Friday, April 13, 2012

nonfiction becomes fiction

Chuck Samson walks into a bar and hates the place.

The menus are practically unreadable, even to the soberest Monday morning bookworm. The bottle list is a maze of vertical and horizontal headings proceeded by minuscule type that a microscope could barely read. The draft list is a mess of red stamps and obscure brewery titles. He spends close to four and a half minutes studying the papers while the skinny waitress waits for his order. He barely looks up.

"Fuck it," his brain mutters to his conscience, "It's her job--she can wait."

He drops the lists onto the table, eyes tired from combing through deserts of abbreviations, percentages, dollar signs, and descriptors. Vague, at best. He pulls his glasses from his face, rubs his eyes and temples, continues to hate the place. "I'll have a Kenzinger." A compromise.

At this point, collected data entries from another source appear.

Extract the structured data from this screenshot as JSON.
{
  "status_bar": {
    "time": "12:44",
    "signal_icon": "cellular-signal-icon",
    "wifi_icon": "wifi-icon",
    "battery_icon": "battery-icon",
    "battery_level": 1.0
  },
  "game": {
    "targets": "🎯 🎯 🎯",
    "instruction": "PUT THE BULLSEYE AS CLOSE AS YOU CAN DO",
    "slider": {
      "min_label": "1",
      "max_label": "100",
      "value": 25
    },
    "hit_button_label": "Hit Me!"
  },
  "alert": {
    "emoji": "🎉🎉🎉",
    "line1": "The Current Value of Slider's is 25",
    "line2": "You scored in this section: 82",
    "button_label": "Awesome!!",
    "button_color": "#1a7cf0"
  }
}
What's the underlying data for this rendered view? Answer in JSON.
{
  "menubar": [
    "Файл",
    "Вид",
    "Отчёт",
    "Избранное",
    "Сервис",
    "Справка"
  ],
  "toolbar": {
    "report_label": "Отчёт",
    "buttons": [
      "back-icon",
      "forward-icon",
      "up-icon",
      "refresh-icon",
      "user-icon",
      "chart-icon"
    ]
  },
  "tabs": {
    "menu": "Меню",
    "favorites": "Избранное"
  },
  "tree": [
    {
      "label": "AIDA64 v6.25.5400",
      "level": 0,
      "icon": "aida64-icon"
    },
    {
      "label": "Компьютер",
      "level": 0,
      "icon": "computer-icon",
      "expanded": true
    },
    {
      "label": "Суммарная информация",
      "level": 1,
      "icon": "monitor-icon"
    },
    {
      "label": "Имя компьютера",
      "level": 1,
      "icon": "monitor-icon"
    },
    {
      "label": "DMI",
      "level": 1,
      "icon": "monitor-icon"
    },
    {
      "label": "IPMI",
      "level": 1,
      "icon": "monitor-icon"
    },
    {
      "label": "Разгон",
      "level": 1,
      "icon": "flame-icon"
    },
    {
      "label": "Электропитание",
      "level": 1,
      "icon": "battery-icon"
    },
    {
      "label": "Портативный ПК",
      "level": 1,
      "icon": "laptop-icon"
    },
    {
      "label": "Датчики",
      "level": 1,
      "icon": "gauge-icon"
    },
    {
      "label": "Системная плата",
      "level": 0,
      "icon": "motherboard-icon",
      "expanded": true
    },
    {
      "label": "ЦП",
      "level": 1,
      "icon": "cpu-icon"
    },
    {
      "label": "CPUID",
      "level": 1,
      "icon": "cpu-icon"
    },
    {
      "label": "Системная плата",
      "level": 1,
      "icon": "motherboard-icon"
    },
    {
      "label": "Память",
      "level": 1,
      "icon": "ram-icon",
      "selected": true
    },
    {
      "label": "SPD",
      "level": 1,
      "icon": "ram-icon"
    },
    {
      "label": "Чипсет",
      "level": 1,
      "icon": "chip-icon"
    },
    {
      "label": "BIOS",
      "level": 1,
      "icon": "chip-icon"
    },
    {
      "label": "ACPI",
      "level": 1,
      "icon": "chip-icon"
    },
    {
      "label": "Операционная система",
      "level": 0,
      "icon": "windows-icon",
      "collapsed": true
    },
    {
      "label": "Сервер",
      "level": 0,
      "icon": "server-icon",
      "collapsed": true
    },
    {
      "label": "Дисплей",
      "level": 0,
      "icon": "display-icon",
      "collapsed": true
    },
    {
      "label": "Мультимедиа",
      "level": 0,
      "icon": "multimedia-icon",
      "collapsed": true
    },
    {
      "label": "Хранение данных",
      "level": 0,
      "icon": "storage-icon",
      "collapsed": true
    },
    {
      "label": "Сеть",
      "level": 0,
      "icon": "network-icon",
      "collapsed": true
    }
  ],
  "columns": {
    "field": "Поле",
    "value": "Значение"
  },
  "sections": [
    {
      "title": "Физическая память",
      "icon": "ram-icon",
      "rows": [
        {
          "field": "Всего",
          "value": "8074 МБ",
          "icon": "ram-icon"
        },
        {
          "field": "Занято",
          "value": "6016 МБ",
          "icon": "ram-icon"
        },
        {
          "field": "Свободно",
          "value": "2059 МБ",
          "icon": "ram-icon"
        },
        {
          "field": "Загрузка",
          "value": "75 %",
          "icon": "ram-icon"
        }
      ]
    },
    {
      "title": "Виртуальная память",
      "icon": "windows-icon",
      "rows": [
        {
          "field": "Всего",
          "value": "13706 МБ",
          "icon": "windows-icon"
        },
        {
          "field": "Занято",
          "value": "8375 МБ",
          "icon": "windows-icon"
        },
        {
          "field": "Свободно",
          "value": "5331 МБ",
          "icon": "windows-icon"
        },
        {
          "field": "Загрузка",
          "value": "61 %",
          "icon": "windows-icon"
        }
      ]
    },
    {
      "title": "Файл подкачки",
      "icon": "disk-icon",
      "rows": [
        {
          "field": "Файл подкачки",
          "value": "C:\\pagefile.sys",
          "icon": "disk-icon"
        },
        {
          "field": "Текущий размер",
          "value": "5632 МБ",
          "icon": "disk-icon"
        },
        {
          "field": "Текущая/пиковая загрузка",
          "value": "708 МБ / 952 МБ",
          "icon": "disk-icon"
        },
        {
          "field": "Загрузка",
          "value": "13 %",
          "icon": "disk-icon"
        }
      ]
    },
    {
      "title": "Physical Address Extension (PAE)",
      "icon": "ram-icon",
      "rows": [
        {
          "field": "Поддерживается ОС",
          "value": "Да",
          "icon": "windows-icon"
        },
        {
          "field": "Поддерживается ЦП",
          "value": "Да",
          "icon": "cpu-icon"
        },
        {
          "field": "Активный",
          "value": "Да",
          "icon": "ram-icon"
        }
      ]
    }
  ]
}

The booths are backed by painted dry-wall. The chairs are backed by narrow, cutting wooden poles. The vast, empty wooden floor cuts a Red Sea between the bar and the thick, half-unlit tables. He reaches into his pocket, retrieves a lighter, lights the burnt out lamp on his dim table--the lamp goes out again in a moment. The dinner menu is packed with nothing. He itches for a cigarette, prohibited.

The waitress reappears and Chuck looks up at the girl, painted up like a Kabuki actor, a job never entrusted to women, catty up-curls in the corners of her eyes reminding him of a former friend, a former possible love, and all the aggravation that that would have created. She places the bottle in front of him, and a glass--the same glass that his own restaurant uses to serve the same beer at two dollars more per glass, and he rubs his temples again, replaces his glasses, studies the glass again. Definitely the same glass.

She doesn't pour the beer, "Thank God," thinks Chuck, and so he takes the bottle and glass in hand, tilts the glass, pours the beer, and downs the last few sips left in the bottle. Anything to avoid putting that glass on his lips. He glares into the filled glass, itches for a cigarette, drains the glass and drops the bottle into it, top down. It fits perfectly, as he knows from too much experience. He hates the place.